Tuesday, November 1, 2011

The Russian Revolution

Before the revolution films weren’t very popular in Russia so there wasn’t much of an industry.  The working class was too impoverished and the ruling class basically didn’t care. 

However, there were some films produced around Moscow.  A few of those are of note and the avant-garde seemed to be the norm.  

Still from Drama in Futurist Cabaret 13Drama in Futurist Cabaret 13 (Drama v futuristicheskom kabare 13, 1913) by futurist poet Vladimir Mayakovsky.

The Picture of Dorian Gray (Portret Doriana Greya, 1915), The Storm (Groza, 1916) and The Strong Man (Silnyi chelovek, 1917)  by Vsevolod Meyerhold – a very famous Russian theatrical director.      The Picture of Dorian Gray

Unfortunately none of the movies  seem to exist online and perhaps may no longer exist in real life, they would have had to make it through a huge revolution.   These pictures will have to do.  

The last film of note before the revolution was a Yakov Protazanov production of  Lev Tolstoi’s Father Sergius (Otets Sergei, 1918).  I did manage to find a clip from this film but it’s subtitled in Spanish.  Well worth a look though, the film seems fairly intense. 

Cena de "Padre Sérgio" - Yakov Protazanov - 1919 from Luiz Santiago on Vimeo.

In 1917 a new government took over Russia and the Soviet Cinema was born.   The new government believed in the power of the cinema and wanted to exploit this new media.  They immediately abolished censorship and started producing anti-tsarist propaganda.  Only two of these films were produced, however.  After the revolution there were still battles being fought between the Red and the White Soviets – film stock was scarce. 

One person did get a bit of filmmaking in during this period, his name Dziga Vertov.  He was an editor for the newsreel footage shot during all that fighting.   By 1921 he had made three films from that newsreel footage. 

None of those films seem to exist online so I won’t name them. But in those films he experimented with subliminal cuts of one or two frames each and the dramatic reconstruction of documentary events. 

One, an important technique that views film as a subconscious manipulation tool and the other, a technique for propagandizing history or viewing film as a conscious manipulation tool.   

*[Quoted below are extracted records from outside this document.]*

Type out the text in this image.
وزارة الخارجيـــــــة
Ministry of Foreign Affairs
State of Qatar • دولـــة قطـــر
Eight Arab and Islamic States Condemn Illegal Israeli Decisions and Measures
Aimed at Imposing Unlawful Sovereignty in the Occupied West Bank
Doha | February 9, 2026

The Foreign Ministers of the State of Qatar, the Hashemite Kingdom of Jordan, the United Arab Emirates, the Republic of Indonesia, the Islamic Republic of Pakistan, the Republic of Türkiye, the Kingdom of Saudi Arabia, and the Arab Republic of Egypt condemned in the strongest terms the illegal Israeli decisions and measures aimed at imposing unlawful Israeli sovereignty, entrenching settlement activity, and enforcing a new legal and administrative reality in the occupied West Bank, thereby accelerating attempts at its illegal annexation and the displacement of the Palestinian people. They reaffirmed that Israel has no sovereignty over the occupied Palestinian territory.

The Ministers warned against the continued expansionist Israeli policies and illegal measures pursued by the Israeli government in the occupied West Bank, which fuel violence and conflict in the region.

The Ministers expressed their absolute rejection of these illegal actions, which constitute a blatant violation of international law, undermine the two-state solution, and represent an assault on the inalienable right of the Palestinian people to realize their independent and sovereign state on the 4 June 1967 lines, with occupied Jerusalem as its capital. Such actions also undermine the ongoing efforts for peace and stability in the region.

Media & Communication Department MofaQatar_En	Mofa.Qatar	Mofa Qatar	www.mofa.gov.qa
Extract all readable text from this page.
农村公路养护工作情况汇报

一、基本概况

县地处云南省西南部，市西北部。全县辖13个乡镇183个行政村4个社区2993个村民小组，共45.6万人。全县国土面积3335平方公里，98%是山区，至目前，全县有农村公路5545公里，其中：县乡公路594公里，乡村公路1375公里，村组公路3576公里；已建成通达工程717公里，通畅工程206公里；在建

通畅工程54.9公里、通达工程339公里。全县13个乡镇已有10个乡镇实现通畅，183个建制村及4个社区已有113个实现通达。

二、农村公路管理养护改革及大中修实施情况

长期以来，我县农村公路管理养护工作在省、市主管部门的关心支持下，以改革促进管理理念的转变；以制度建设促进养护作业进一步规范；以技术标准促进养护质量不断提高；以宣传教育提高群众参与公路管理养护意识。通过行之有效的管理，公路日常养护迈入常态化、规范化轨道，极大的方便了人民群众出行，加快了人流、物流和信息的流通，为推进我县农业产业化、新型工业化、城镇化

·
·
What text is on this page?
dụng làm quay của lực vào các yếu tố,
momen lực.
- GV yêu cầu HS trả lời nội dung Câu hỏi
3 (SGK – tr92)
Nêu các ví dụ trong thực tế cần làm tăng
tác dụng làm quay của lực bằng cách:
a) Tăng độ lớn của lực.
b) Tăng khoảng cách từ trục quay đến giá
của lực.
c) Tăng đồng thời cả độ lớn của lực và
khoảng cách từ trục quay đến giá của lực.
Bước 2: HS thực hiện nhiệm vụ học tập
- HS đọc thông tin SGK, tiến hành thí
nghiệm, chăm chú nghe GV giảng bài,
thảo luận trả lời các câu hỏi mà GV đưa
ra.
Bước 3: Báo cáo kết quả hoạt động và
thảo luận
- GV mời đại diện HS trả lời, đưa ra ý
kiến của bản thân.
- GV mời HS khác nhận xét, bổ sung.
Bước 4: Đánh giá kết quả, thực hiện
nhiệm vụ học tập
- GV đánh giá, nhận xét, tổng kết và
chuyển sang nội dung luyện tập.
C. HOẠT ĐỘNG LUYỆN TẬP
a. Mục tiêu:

Then Vertov and his group of Kinoki (kino-oki, cinema-eyes)  went around Russia documenting everything – with a propagandistic slant, of course.  From 1922 to 1925 Vertov released a carefully crafted series of newsreels to test out his theories on manipulation.  This series was collectively called Kino-pravda.   This has no sound so turn up those tunes.

In 1924, Vertov released a film called Kino-glaz which used many different camera, lighting and editing techniques and tricks to achieve what one critic called “an epic vision of actuality.” 

What is essential about these films isn’t just their significance to Russian history but their significance to film history -- in that they are all about montages.  An aesthetic that would dominate Russian cinema for years to come.

Vertov’s silent work culminated in a film named The Man with a Movie Camera (Chelovek s kinoapparatom, 1928).   Some people consider this one of the most important films of the silent era, it is certainly Vertov’s virtuoso masterpiece. This does not have sound so once again, crank up those tunes.

There’s still more experiments to come from the Soviet Cinema, but first I think a scandal may be brewing in Hollywood.